As expressed by all reviewers, the article is difficult to read and sometimes too convoluted. We attribute this problem to two aspects: The detailed and generic mathematical description, which partly interrupts the reading flow, and the difficulty of describing all aspects of the methodology in sufficient detail within the prescribed number of pages. As mentioned by R1, we wanted to explain the framework’s underlying methods as generic as possible and provide a sufficient mathematical foundation to apply our methodology to other surgical applications with greatly different geometries. We agree that this makes it slightly more difficult to understand the specific example of MPFL surgery planning. At the same time, especially since we cannot share the code due to conflicts w.r.t. intellectual property, we believe that this level of explanation greatly benefits reproducibility and practical adoption to various related problems. With this objective in mind and considering space constraints, we clarified and streamlined the method’s explanation by drawing more lines to the MPFL example, providing equations for the utilized cost functions (MR, R1), and adding a reference to [1] where the MPFL planning geometry and underlying framework are explained in great detail. Moreover, following the comments of R3 w.r.t. inconsistent terminology, we have aligned all ambiguous descriptors and have refrained from using mathematical expressions wherever they are not conducive to understanding and tend to impede the flow of the text. Furthermore, we followed the thoughtful suggestions by R2 and R3 regarding crucial details on the risk-weighting parameter choice (lambda), a more intuitive naming of the model variants, the phrasing of research question RQ1, and explaining the influence of the segmentation task.

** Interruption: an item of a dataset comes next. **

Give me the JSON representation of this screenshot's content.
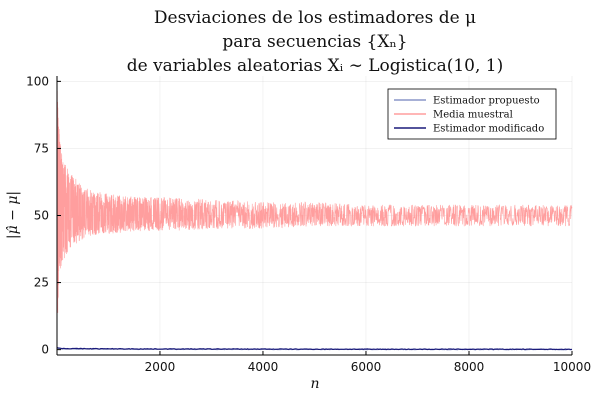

In addition to these overarching aspects, we want to address minor questions and doubts raised by the reviewers. R1 inquired about a more thorough description and inaccuracies in the figure legends and captions, also relating to errors in Fig. 4 Panel (b) spotted by R2. We gladly revise these aspects in the camera-ready version. As pointed out by R2, the planning error increases for shaft/head ratios above 2.4, which is currently not discussed in the paper. Most bones suffer from varying degrees of antecurvation/recurvation, mostly caused by prolonged weight-bearing, destabilization of the bone‘s structure due to old age, or injuries. Such effects are more pronounced in the image the longer the visible aspects of the bone, making it increasingly difficult to fit a meaningful tangent to the bone shaft cortex. Relating to the question of R2, this problem could be avoided by directly estimating the graft fixation site by direct segmentation or optimizing only DGS. However, this comes at the cost of uninterpretable results, which likely fail to appeal to the surgeon. While we agree that such analysis would be very interesting, we have decided not to include such experiments in this paper but leave them for follow-up work. R3 raised concerns about the motivation for the DGS model w/o segmentation. Although segmentation is not strictly necessary for the DGS model, it allows easy registration of the planning result on subsequent live images, where the registration is limited to the bone mask. At the same time, additional tasks in an MTL setting also bring with them the risk of dominating potentially conflicting tasks during joint optimization. Without further adjusting the objective function by heuristic/dynamic task weighting or gradient manipulation, this can significantly influence the accuracy of the planning.